One of the great problems is that if the Supreme Court goes off-track long enough, those who agree with the policy result raise the defense of stare decisis — the legal principle by which courts follow the precedent of prior cases. It is for this reason that lawyers who argue before the Supreme Court seem to discuss only rarely the original text of the Constitution, instead often analyzing Supreme Court decisions. However, the Constitution is what the Founders said it was — not what the Court says it is.
But there are times when the Court recognizes that it went off-track, or allowed lower courts to do so, and chooses to return to the text of the Constitution. We have seen two instances of this recently, where the country is better off because the Court re-examined precedent in light of the Constitutional text.
In the 2008 case of District of Columbia v. Heller, the Supreme Court re-examined the “prevailing wisdom” that the Second Amendment protected only a “collective right” which protected state Guards, and not a right that individuals enjoyed. After an extensive textual and contextual analysis, the Court reached a decision consistent with the Founders, even if inconsistent with prior Court decisions. In the Antoine Jones case in January 2012, the Supreme Court re-examined over 40 years of Supreme Court jurisprudence that transformed the Fourth Amendment’s “right of the people to be secure in their persons, houses, papers, and effects” into a judicially invented right to privacy, and returned the Fourth Amendment to its property foundation. These were brave, principled decisions.

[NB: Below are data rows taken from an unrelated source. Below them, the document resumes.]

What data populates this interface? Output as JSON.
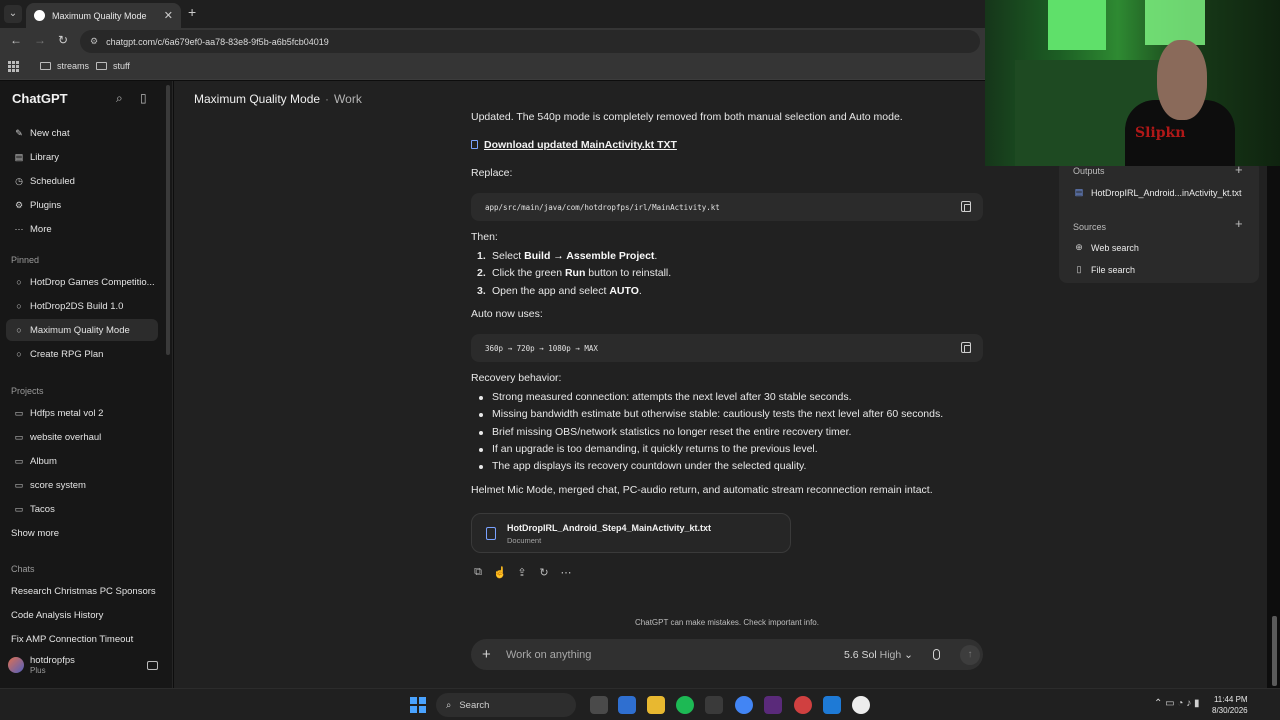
{
  "browser": {
    "tab_title": "Maximum Quality Mode",
    "url": "chatgpt.com/c/6a679ef0-aa78-83e8-9f5b-a6b5fcb04019",
    "bookmarks": [
      "streams",
      "stuff"
    ]
  },
  "sidebar": {
    "brand": "ChatGPT",
    "nav": [
      "New chat",
      "Library",
      "Scheduled",
      "Plugins",
      "More"
    ],
    "pinned_heading": "Pinned",
    "pinned": [
      "HotDrop Games Competitio...",
      "HotDrop2DS Build 1.0",
      "Maximum Quality Mode",
      "Create RPG Plan"
    ],
    "projects_heading": "Projects",
    "projects": [
      "Hdfps metal vol 2",
      "website overhaul",
      "Album",
      "score system",
      "Tacos"
    ],
    "show_more": "Show more",
    "chats_heading": "Chats",
    "chats": [
      "Research Christmas PC Sponsors",
      "Code Analysis History",
      "Fix AMP Connection Timeout"
    ],
    "user_name": "hotdropfps",
    "user_plan": "Plus"
  },
  "header": {
    "title": "Maximum Quality Mode",
    "workspace": "Work"
  },
  "message": {
    "intro": "Updated. The 540p mode is completely removed from both manual selection and Auto mode.",
    "download_link": "Download updated MainActivity.kt TXT",
    "replace_label": "Replace:",
    "replace_code": "app/src/main/java/com/hotdropfps/irl/MainActivity.kt",
    "then_label": "Then:",
    "steps": [
      {
        "n": "1.",
        "a": "Select ",
        "b": "Build → Assemble Project",
        "c": "."
      },
      {
        "n": "2.",
        "a": "Click the green ",
        "b": "Run",
        "c": " button to reinstall."
      },
      {
        "n": "3.",
        "a": "Open the app and select ",
        "b": "AUTO",
        "c": "."
      }
    ],
    "auto_label": "Auto now uses:",
    "auto_code": "360p → 720p → 1080p → MAX",
    "recovery_label": "Recovery behavior:",
    "recovery_items": [
      "Strong measured connection: attempts the next level after 30 stable seconds.",
      "Missing bandwidth estimate but otherwise stable: cautiously tests the next level after 60 seconds.",
      "Brief missing OBS/network statistics no longer reset the entire recovery timer.",
      "If an upgrade is too demanding, it quickly returns to the previous level.",
      "The app displays its recovery countdown under the selected quality."
    ],
    "closing": "Helmet Mic Mode, merged chat, PC-audio return, and automatic stream reconnection remain intact.",
    "file_name": "HotDropIRL_Android_Step4_MainActivity_kt.txt",
    "file_type": "Document"
  },
  "footer": {
    "disclaimer": "ChatGPT can make mistakes. Check important info.",
    "placeholder": "Work on anything",
    "model": "5.6 Sol",
    "effort": "High"
  },
  "right_panel": {
    "outputs_label": "Outputs",
    "output_file": "HotDropIRL_Android...inActivity_kt.txt",
    "sources_label": "Sources",
    "sources": [
      "Web search",
      "File search"
    ]
  },
  "taskbar": {
    "search": "Search",
    "time": "11:44 PM",
    "date": "8/30/2026"
  },
  "webcam": {
    "shirt_text": "Slipkn"
  },
  "colors": {
    "accent_blue": "#7aa2ff",
    "background": "#212121",
    "sidebar": "#171717"
  }
}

Sam Walter Foss’s famous poem “The Calf-Path” illustrates from nature the utter folly of failing to re-examine periodically why we do what we do: “By one calf near three centuries dead. They follow still his crooked way, And lose one hundred years a day, For thus such reverence is lent, To well-established precedent.”
The Roberts Court has a demonstrated record of looking past prior decisions to the constitutional text.
So I have reasons to be hopeful that the Supreme Court of 2012 will refuse to follow that calf-path established in 1941 by a politically cowed Justice Owen Roberts, now five decades dead, and will re-examine the constitutional text, thereby forcing the federal government back to the limited role that our Founders wanted it to have.